In fact, she says she already has mixed feelings about the compensation promise.
She doubts if the figures being thrown around will sustain the families for the rest of their lives.
“I do not think the amounts are worth the fields people have given up. I wonder if the money will carry the families through.
“I think it would be much better if people get land elsewhere where they would continue to produce their own food.”
She said most of the people who have given up their fields were earning a living through farming.
“Most of the people in our village live entirely on agriculture. It is very important to them.”
Majoro says she is also aware of the massive improvements the dam would bring to the lives of people.
“We already have a proper road thanks to the project. But I still doubt if our lives will improve. We will not enjoy any of this development if we are not totally happy.”
Mokete Libaba says he has depended on farming food crops his entire life.
The past planting season was the first he had not produced any food.
Libaba says he feels he has lost.
“I feel like I made a huge loss. This is the first time I have not produced food in the fields.
“Now that I have not received my compensation, I feel like a real loser,” Libaba says.
Libaba is among a group of farmers who failed to plant their fields because of the relocation plan last farming season.
He says if Metolong Authority fails to pay him his compensation he would take his fields back and reuse them.
“No one will stop me in the next planting season. I will take back my fields and start producing food,” he says.

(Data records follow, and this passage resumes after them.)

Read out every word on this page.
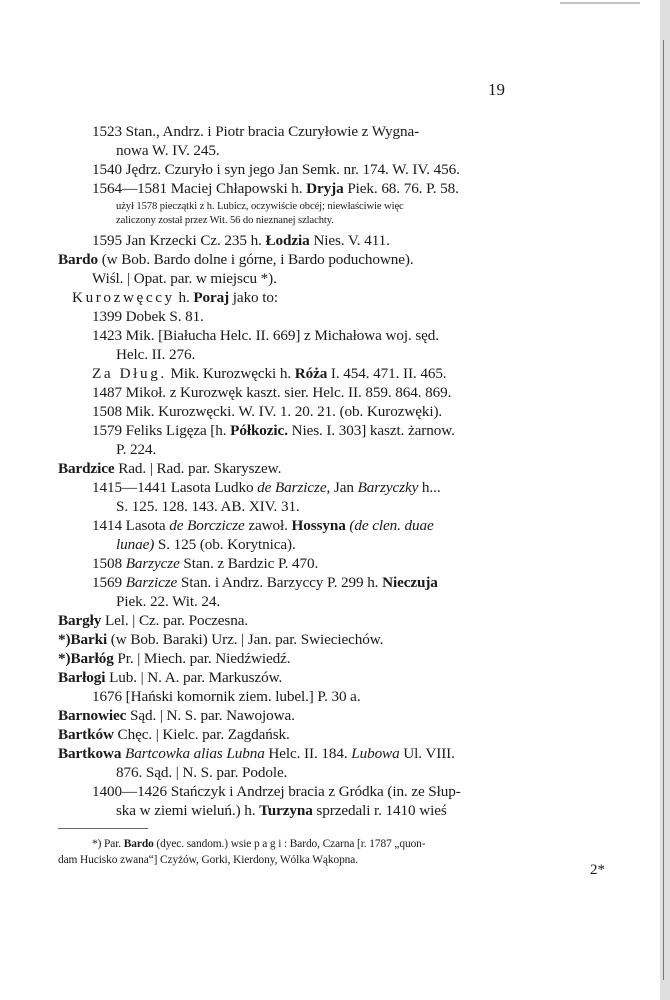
19
1523 Stan., Andrz. i Piotr bracia Czuryłowie z Wygna-
nowa W. IV. 245.
1540 Jędrz. Czuryło i syn jego Jan Semk. nr. 174. W. IV. 456.
1564—1581 Maciej Chłapowski h. Dryja Piek. 68. 76. P. 58.
użył 1578 pieczątki z h. Lubicz, oczywiście obcéj; niewłaściwie więc
zaliczony został przez Wit. 56 do nieznanej szlachty.
1595 Jan Krzecki Cz. 235 h. Łodzia Nies. V. 411.
Bardo (w Bob. Bardo dolne i górne, i Bardo poduchowne).
Wiśl. | Opat. par. w miejscu *).
Kurozwęccy h. Poraj jako to:
1399 Dobek S. 81.
1423 Mik. [Białucha Helc. II. 669] z Michałowa woj. sęd.
Helc. II. 276.
Za Dług. Mik. Kurozwęcki h. Róża I. 454. 471. II. 465.
1487 Mikoł. z Kurozwęk kaszt. sier. Helc. II. 859. 864. 869.
1508 Mik. Kurozwęcki. W. IV. 1. 20. 21. (ob. Kurozwęki).
1579 Feliks Ligęza [h. Półkozic. Nies. I. 303] kaszt. żarnow.
P. 224.
Bardzice Rad. | Rad. par. Skaryszew.
1415—1441 Lasota Ludko de Barzicze, Jan Barzyczky h...
S. 125. 128. 143. AB. XIV. 31.
1414 Lasota de Borczicze zawoł. Hossyna (de clen. duae
lunae) S. 125 (ob. Korytnica).
1508 Barzycze Stan. z Bardzic P. 470.
1569 Barzicze Stan. i Andrz. Barzyccy P. 299 h. Nieczuja
Piek. 22. Wit. 24.
Bargły Lel. | Cz. par. Poczesna.
*)Barki (w Bob. Baraki) Urz. | Jan. par. Swieciechów.
*)Barłóg Pr. | Miech. par. Niedźwiedź.
Barłogi Lub. | N. A. par. Markuszów.
1676 [Hański komornik ziem. lubel.] P. 30 a.
Barnowiec Sąd. | N. S. par. Nawojowa.
Bartków Chęc. | Kielc. par. Zagdańsk.
Bartkowa Bartcowka alias Lubna Helc. II. 184. Lubowa Ul. VIII.
876. Sąd. | N. S. par. Podole.
1400—1426 Stańczyk i Andrzej bracia z Gródka (in. ze Słup-
ska w ziemi wieluń.) h. Turzyna sprzedali r. 1410 wieś
*) Par. Bardo (dyec. sandom.) wsie pagi: Bardo, Czarna [r. 1787 „quon-
dam Hucisko zwana“] Czyżów, Gorki, Kierdony, Wólka Wąkopna.
2*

The planting season begins sometime in October.
The community relations manager at Metolong Authority, Maile Maile, says the villagers are entirely to blame for the delay in getting their compensation.

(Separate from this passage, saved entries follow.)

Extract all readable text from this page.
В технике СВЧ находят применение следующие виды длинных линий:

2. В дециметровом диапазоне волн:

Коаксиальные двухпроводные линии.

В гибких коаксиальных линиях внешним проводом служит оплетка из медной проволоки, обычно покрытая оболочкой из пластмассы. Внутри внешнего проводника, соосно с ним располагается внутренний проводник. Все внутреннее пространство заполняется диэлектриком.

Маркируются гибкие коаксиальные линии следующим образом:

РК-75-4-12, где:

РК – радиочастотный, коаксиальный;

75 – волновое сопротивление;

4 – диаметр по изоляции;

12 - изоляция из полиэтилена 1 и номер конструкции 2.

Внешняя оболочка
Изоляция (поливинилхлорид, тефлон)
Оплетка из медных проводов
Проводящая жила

Maile says it is true that people were supposed to have received their compensation in February.
But the authority failed to release the funds because about 74 people did not have passports and therefore bank accounts.
“We failed to give out the monies because most people did not have bank accounts and passports. We asked them to apply for passports so that they could apply for their bank accounts.
“They did not do that even when we specifically invited immigration officers to their village so that they could be in a better position to access the passport services,” Maile says.
Only 18 of 74 people took advantage of the opportunity, Maile says.
He says the authority would not give money to people without proof that they were the rightful recipients.
“We need valid identification first before we can give out money. We also need people to have bank accounts because we are going to give out big amounts of money.”
He however says that the authority is still determined to help the Metolong people to apply for passports so that they can be able to get their money.
“We are going to finance their passport applications. We will give every person about M125 (for the passport application fee).
“We will even reimburse the 18 who had already applied for their passports.”
Maile says Metolong Authority has a policy to compensate villagers who would lose their property because of the water project.
The resettlement and compensation policy seeks to evaluate the losses families and businesses incur during evacuations.
The policy seeks to ensure that people who are negatively affected by the project are compensated in a timely manner in keeping with the country’s laws and international best practices.
The policy rate says that for permanent loss of arable land, the seller will get about M7 per square metre.
Temporary land loss is valued at M0.43 per square metre for a year until the end of the project by 2013.
The authority also says any resettlement should be effected in a systematic manner.
“The objective is to ensure that direct compensation is accompanied by livelihoods restorations.
“It is also to ensure that the affected people participate in the planning, implementation and monitoring of impact mitigation measures aimed at improving their lives,” the Metolong resettlement and compensation policy says.